Course term: Trinity
Course lecture information: 16 lectures
Course overview:

Category Theory has become an increasingly popular topic of study mainly due to its unmatched ability to organise and layer abstractions of all sorts and to find commonalities between seemingly unrelated structures. Aside from its appeal to the mathematical community, it has also branched out into science, informatics and industry. This course aims to give a taste of a number of advanced Category Theoretic concepts, and give simple but powerful examples of their applications.
The first half of the course is dedicated to introducing some categorical structures that are less present in traditional category theory courses, but which are used throughout applications. In particular we will see monoidal categories, string diagrams, enrichments, and profunctors.
In the second half of the course we will put these structures to use, exploring applications of category theory to areas such as computer science, machine learning, quantum computation and probability and information theory (also depending on the students' interests).
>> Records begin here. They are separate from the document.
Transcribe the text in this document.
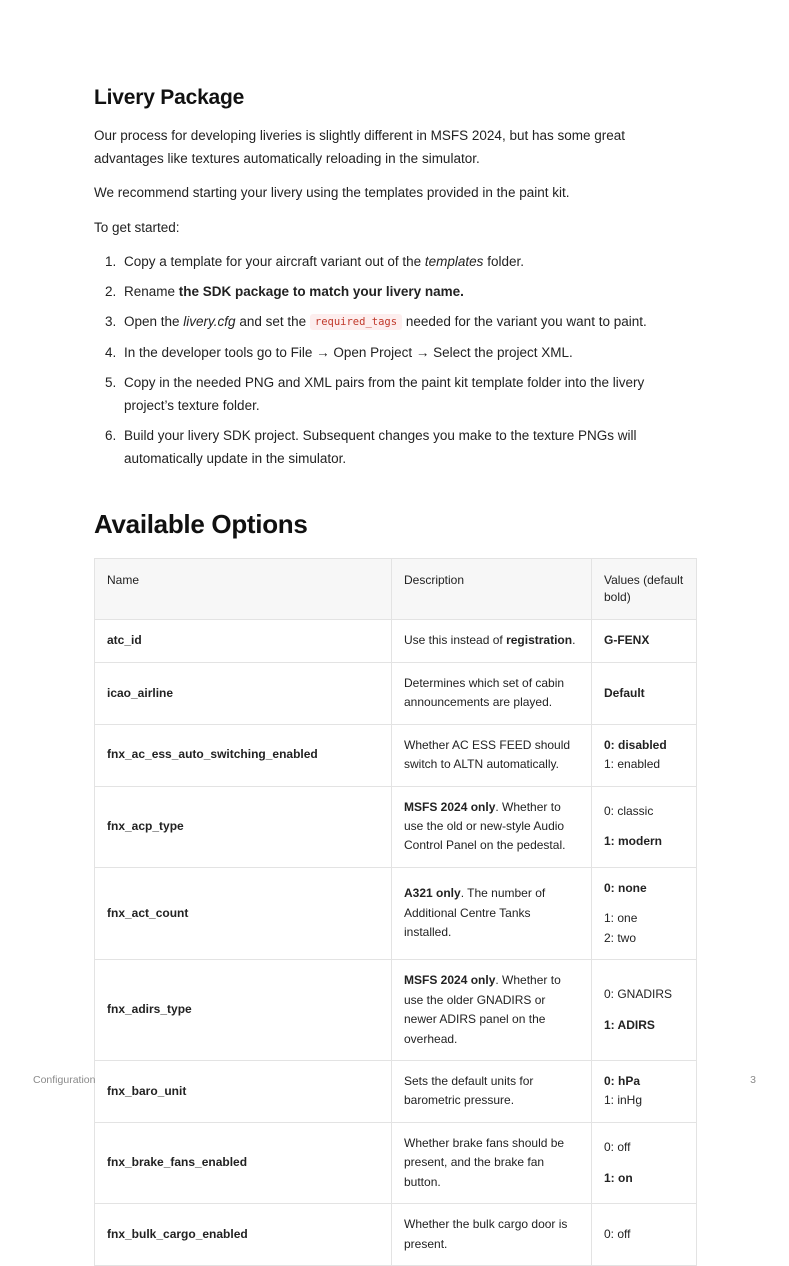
Livery Package

Our process for developing liveries is slightly different in MSFS 2024, but has some great advantages like textures automatically reloading in the simulator.

We recommend starting your livery using the templates provided in the paint kit.

To get started:

1. Copy a template for your aircraft variant out of the templates folder.
2. Rename the SDK package to match your livery name.
3. Open the livery.cfg and set the required_tags needed for the variant you want to paint.
4. In the developer tools go to File → Open Project → Select the project XML.
5. Copy in the needed PNG and XML pairs from the paint kit template folder into the livery project’s texture folder.
6. Build your livery SDK project. Subsequent changes you make to the texture PNGs will automatically update in the simulator.
Available Options
Name	Description	Values (default bold)
atc_id	Use this instead of registration.	G-FENX

icao_airline	Determines which set of cabin announcements are played.	Default

fnx_ac_ess_auto_switching_enabled	Whether AC ESS FEED should switch to ALTN automatically.	0: disabled
1: enabled

fnx_acp_type	MSFS 2024 only. Whether to use the old or new-style Audio Control Panel on the pedestal.	0: classic
1: modern

fnx_act_count	A321 only. The number of Additional Centre Tanks installed.	0: none
1: one
2: two

fnx_adirs_type	MSFS 2024 only. Whether to use the older GNADIRS or newer ADIRS panel on the overhead.	0: GNADIRS
1: ADIRS

fnx_baro_unit	Sets the default units for barometric pressure.	0: hPa
1: inHg

fnx_brake_fans_enabled	Whether brake fans should be present, and the brake fan button.	0: off
1: on

fnx_bulk_cargo_enabled	Whether the bulk cargo door is present.	0: off
Configuration	3
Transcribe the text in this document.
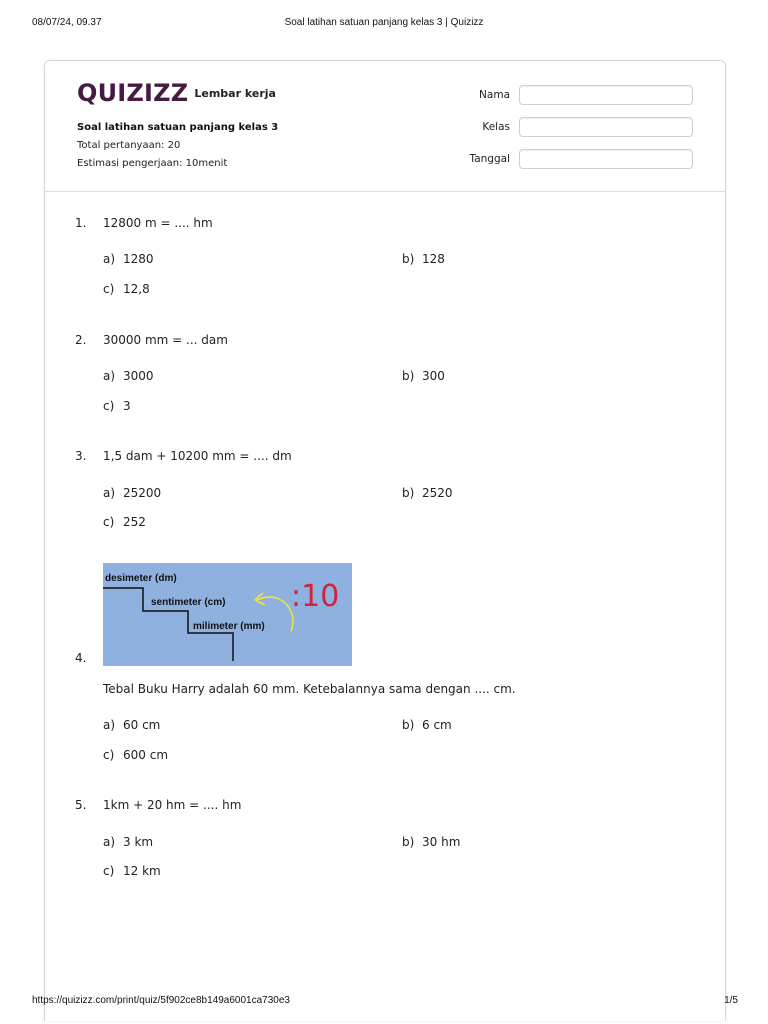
08/07/24, 09.37	Soal latihan satuan panjang kelas 3 | Quizizz
QUIZIZZ Lembar kerja
Soal latihan satuan panjang kelas 3
Total pertanyaan: 20
Estimasi pengerjaan: 10menit
Nama
Kelas
Tanggal
1. 12800 m = .... hm
a) 1280	b) 128
c) 12,8
2. 30000 mm = ... dam
a) 3000	b) 300
c) 3
3. 1,5 dam + 10200 mm = .... dm
a) 25200	b) 2520
c) 252
desimeter (dm)
sentimeter (cm)
milimeter (mm)
:10
4.
Tebal Buku Harry adalah 60 mm. Ketebalannya sama dengan .... cm.
a) 60 cm	b) 6 cm
c) 600 cm
5. 1km + 20 hm = .... hm
a) 3 km	b) 30 hm
c) 12 km
https://quizizz.com/print/quiz/5f902ce8b149a6001ca730e3	1/5
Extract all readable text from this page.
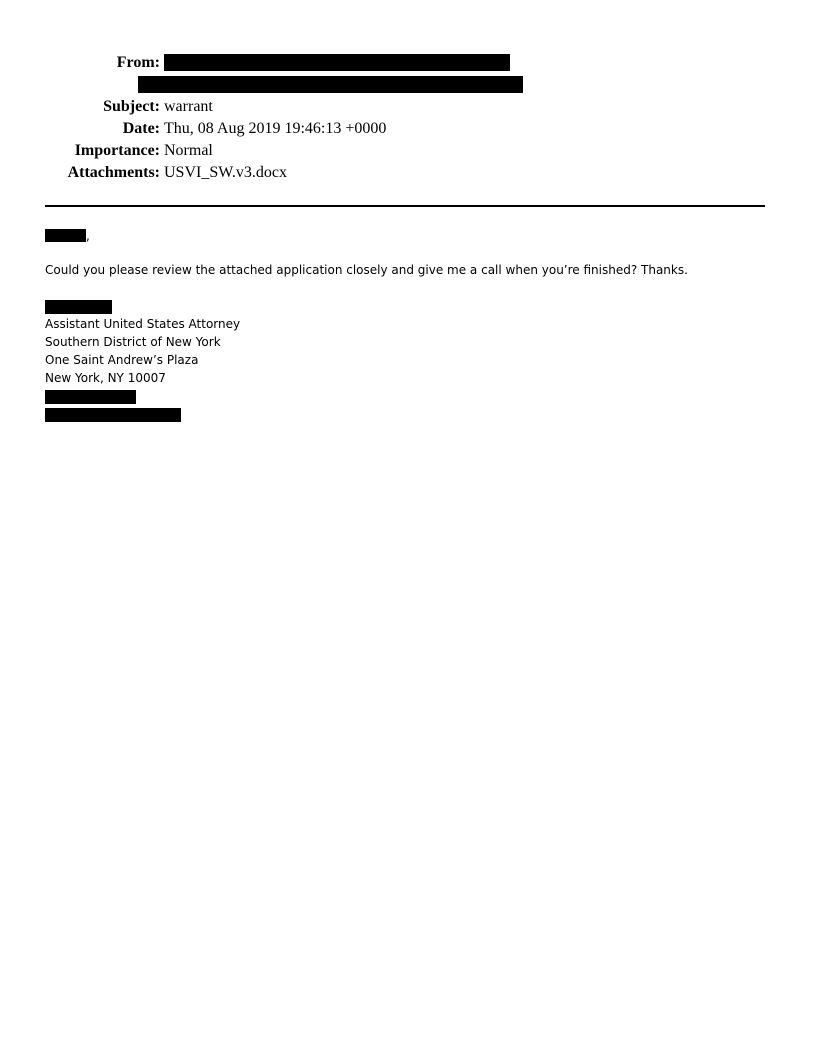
From:
Subject: warrant
Date: Thu, 08 Aug 2019 19:46:13 +0000
Importance: Normal
Attachments: USVI_SW.v3.docx
,
Could you please review the attached application closely and give me a call when you’re finished? Thanks.
Assistant United States Attorney
Southern District of New York
One Saint Andrew’s Plaza
New York, NY 10007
Some guest experts from these application domains may be invited for specific demonstrations.


Learning outcomes:

The students should get an insight into what it feels like to work with category theoretic structures as well as an idea about how such structures can show up in practice.

Course synopsis:

- Monoidal Categories
- Categories of graphs and enrichments
- Enriched category theory
- Universal properties 
- Example: monads and their use in computer science
- Example: Markov categories in statistics and machine learning
- Example: profunctors and optics
- Example: quantum computation and ZX calculus
(The examples are provisional, depending on the students' interests, and on the guests' availability.)